Kayıt Tarihi: 18 Ağustos 2020 Salı 21:42
Seyahatnamelerde Ereğli
1961 yılının 6. Ayının 16'sında Eregli'de iki kuşaktır eczacı bir ailenin ikinci oğlu olarak dünyaya geldim.Turgut Reis Ilkokulu'nun ardından Galatasaray Lisesi'ni 1980'de bitirdim..On yaşlarından beridir kokusunda büyüdüğüm Memleket Eczanesi beni eczacı yaptı.Askerlik görevini yerine getirdiğim 1986-87 Çanakkale Deniz Hastanesi dönemi dışında dedemin eczanesinde babamla birlikte çalıştık.Halen üçüncü kuşak olarak dede yadigârı Memleket Eczanesi'ni sürdürmeye çalışırken 2004'ten bugüne Ecz. Sabit Duran'ın Ereğli Tarihi'ni yayınlamak üzerine başladığım çalışmalar beni bir yerel tarih tutkunu haline getirdi.Geçen yılsonu yayımlanan "Kastamonu ve Bolu Salnamelerinde Ereğli" adlı bir kitabım var..
Tim Severin

1940 doğumlu İngiliz kâşif, tarihçi ve yazar olan Tim Severin tarihsel figürlerin efsanevi yolculuklarını günümüzde yeniden gerçekleştirmesiyle tanınır.
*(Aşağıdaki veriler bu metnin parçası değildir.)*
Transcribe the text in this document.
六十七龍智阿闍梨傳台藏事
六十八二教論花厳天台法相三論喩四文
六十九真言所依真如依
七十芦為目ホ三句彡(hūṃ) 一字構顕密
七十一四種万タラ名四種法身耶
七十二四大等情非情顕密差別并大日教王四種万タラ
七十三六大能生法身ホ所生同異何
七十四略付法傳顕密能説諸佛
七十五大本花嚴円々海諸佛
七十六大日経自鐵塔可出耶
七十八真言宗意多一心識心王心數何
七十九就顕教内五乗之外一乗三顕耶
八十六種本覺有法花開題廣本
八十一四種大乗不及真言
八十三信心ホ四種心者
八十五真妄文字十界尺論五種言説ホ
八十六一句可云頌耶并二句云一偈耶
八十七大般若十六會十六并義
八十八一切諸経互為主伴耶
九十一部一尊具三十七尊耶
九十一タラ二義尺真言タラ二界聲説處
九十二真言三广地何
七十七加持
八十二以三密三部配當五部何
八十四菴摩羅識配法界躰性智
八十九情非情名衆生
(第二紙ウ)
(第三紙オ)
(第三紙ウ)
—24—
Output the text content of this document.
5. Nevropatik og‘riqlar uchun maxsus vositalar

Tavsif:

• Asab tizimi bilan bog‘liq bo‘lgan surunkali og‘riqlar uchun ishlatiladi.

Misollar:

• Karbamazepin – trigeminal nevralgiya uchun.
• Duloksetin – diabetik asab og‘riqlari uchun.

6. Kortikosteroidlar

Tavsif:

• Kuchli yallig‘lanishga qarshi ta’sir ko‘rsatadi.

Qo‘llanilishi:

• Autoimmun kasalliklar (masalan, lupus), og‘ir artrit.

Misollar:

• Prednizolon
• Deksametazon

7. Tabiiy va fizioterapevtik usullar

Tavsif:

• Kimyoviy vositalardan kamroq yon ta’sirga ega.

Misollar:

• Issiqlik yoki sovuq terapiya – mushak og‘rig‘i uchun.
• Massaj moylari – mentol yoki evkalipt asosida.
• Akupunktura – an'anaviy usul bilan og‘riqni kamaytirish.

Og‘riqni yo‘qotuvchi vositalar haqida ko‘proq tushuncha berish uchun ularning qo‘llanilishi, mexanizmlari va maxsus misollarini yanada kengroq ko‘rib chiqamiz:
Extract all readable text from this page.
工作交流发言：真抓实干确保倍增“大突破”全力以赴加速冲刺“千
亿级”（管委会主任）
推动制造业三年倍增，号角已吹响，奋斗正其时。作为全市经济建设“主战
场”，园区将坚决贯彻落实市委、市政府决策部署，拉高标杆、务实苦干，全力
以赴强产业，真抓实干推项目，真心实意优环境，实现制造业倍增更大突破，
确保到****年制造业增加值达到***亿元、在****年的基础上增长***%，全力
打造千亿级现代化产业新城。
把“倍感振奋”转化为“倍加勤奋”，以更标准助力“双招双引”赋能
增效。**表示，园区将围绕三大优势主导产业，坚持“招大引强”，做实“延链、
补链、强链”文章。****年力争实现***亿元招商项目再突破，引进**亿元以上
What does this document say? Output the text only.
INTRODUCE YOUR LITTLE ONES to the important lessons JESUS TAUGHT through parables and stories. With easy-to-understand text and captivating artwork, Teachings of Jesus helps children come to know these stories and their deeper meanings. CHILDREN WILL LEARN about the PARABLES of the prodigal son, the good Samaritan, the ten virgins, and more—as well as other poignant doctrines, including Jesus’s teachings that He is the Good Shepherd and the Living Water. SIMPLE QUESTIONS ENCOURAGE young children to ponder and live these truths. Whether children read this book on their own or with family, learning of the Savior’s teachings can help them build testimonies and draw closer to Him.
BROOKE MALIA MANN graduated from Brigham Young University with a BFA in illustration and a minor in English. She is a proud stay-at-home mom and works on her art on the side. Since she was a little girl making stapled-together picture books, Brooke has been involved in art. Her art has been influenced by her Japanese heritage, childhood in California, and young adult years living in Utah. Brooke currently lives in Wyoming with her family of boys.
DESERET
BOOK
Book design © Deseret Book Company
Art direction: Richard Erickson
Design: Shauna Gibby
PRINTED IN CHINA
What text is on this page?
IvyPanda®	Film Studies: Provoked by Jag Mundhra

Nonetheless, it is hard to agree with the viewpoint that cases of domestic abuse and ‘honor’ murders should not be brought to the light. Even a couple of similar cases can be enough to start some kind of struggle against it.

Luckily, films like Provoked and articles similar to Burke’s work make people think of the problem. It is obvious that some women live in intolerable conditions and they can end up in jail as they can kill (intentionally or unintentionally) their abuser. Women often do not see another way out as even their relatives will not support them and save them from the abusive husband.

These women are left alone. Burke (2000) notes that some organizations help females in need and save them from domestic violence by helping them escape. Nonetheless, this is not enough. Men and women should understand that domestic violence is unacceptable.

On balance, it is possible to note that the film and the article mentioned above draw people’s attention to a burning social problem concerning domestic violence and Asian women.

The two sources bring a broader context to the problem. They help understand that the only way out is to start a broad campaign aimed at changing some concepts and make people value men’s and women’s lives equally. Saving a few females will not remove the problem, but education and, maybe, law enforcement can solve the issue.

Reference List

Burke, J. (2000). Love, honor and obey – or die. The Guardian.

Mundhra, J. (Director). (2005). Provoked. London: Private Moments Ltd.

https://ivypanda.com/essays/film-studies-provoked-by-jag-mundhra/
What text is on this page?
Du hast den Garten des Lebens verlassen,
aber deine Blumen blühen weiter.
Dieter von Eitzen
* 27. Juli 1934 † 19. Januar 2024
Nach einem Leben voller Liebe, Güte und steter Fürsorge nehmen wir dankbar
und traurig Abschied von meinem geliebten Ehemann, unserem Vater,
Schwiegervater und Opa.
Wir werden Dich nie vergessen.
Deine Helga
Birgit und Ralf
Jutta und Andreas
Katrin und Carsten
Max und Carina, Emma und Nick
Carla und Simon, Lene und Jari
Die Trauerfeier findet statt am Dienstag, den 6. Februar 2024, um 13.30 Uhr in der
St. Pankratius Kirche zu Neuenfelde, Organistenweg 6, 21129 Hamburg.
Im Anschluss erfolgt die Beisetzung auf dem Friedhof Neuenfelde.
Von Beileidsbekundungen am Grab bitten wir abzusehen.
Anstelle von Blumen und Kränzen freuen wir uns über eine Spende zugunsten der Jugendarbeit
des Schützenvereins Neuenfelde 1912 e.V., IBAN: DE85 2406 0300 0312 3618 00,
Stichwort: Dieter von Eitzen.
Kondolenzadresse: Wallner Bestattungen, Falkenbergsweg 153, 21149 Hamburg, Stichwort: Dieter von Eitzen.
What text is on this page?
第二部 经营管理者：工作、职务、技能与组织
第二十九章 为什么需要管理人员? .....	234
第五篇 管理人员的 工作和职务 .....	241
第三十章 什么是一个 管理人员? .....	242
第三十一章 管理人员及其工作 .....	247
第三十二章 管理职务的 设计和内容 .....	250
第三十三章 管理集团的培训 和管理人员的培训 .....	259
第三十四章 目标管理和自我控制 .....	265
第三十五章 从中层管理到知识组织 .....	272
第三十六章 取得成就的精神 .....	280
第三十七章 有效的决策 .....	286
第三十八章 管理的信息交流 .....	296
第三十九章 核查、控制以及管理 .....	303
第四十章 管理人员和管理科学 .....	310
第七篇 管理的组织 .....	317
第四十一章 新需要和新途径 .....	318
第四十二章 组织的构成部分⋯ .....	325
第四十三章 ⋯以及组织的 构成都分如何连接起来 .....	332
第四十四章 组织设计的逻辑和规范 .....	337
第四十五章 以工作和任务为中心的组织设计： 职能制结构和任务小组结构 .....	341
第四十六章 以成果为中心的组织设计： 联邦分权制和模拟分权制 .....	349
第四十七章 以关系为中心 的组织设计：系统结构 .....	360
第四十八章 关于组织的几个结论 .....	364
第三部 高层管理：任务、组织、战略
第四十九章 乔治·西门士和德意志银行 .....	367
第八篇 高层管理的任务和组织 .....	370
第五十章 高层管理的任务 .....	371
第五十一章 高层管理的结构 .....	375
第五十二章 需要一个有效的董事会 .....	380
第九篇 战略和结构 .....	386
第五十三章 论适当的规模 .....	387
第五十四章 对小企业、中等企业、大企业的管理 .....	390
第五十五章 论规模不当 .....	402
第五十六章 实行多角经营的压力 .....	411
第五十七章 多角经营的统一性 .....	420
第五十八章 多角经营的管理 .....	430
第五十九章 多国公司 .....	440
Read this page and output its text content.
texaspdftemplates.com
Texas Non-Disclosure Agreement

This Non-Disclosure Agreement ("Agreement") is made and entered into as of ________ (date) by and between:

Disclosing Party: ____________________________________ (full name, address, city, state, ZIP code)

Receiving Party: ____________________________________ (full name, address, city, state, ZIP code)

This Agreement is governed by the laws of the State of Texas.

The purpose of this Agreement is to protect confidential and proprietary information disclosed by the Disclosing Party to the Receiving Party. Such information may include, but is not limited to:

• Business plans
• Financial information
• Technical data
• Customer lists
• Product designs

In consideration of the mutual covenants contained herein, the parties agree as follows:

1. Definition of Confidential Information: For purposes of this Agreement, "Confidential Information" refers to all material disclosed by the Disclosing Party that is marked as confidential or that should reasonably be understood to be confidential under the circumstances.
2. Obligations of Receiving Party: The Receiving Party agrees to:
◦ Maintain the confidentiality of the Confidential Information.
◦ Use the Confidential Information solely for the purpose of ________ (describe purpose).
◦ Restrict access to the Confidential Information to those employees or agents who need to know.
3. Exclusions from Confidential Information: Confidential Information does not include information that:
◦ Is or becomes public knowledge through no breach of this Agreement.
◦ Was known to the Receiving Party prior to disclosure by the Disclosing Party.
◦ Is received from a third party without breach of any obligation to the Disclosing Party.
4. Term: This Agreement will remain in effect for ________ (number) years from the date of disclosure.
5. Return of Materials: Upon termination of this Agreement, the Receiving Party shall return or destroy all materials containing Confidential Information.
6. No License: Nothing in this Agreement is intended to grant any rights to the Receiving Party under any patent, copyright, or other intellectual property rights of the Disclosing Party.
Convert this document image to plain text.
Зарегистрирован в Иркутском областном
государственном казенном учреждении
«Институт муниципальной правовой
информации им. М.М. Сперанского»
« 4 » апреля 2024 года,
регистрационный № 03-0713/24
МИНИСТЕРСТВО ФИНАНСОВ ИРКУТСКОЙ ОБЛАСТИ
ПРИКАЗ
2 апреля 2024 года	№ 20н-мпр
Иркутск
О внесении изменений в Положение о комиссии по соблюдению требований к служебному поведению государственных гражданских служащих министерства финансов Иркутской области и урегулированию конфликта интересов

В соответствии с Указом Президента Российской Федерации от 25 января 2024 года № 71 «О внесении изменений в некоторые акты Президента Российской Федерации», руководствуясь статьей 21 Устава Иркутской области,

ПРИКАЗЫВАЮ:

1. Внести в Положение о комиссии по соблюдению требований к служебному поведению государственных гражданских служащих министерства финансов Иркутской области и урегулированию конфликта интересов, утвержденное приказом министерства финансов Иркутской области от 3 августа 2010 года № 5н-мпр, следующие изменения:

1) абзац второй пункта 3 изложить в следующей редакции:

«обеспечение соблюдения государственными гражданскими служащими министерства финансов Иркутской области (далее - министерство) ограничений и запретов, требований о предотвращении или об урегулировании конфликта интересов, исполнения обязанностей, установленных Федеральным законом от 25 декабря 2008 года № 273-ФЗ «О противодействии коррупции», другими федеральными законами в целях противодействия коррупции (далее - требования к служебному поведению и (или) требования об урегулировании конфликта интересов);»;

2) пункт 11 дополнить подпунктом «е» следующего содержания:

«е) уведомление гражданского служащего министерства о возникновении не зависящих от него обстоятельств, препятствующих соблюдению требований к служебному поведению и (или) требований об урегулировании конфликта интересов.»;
1962’de Marco Polo’nun güzergâhını motorsikletle kat etmiş, 1967’de kanoyla Misissipi Nehri kâşiflerinin maceralarını yeniden yaşamış, 1976-77’de beşinci yüzyılda yaşamış olan İrlandalı Rahip Brendon’un Cennet Adasına Yolculuğunu onun kullandığı teknenin benzerini yaparak tekrar gerçekleştirmiş; 1980-81’de Sinbad’ın maceralarını romanda anlatılan teknenin bir benzeriyle tekrar yaşamış; 1984’te Ereğli’ye de uğradığı Jason’un Argonot Seferi’ni tekrar yapmış; 1985’te Homeros’un İliada destanından Odysseus’un yolculuğunu gerçekleştirmiş; 1987-88’de Haçlı Seferleri’nin güzergâhını at üzerinde kat etmiş; 1990’da Cengiz Han’ın izinde Orta Asya steplerini gezmiş; 1993’te Çin Seyahati, 1999’da Moby Dick’in izinde Beyaz Balina arayışına kalkışmış, 2002’de de Robinson Crusoe’nun peşine düşmüştür.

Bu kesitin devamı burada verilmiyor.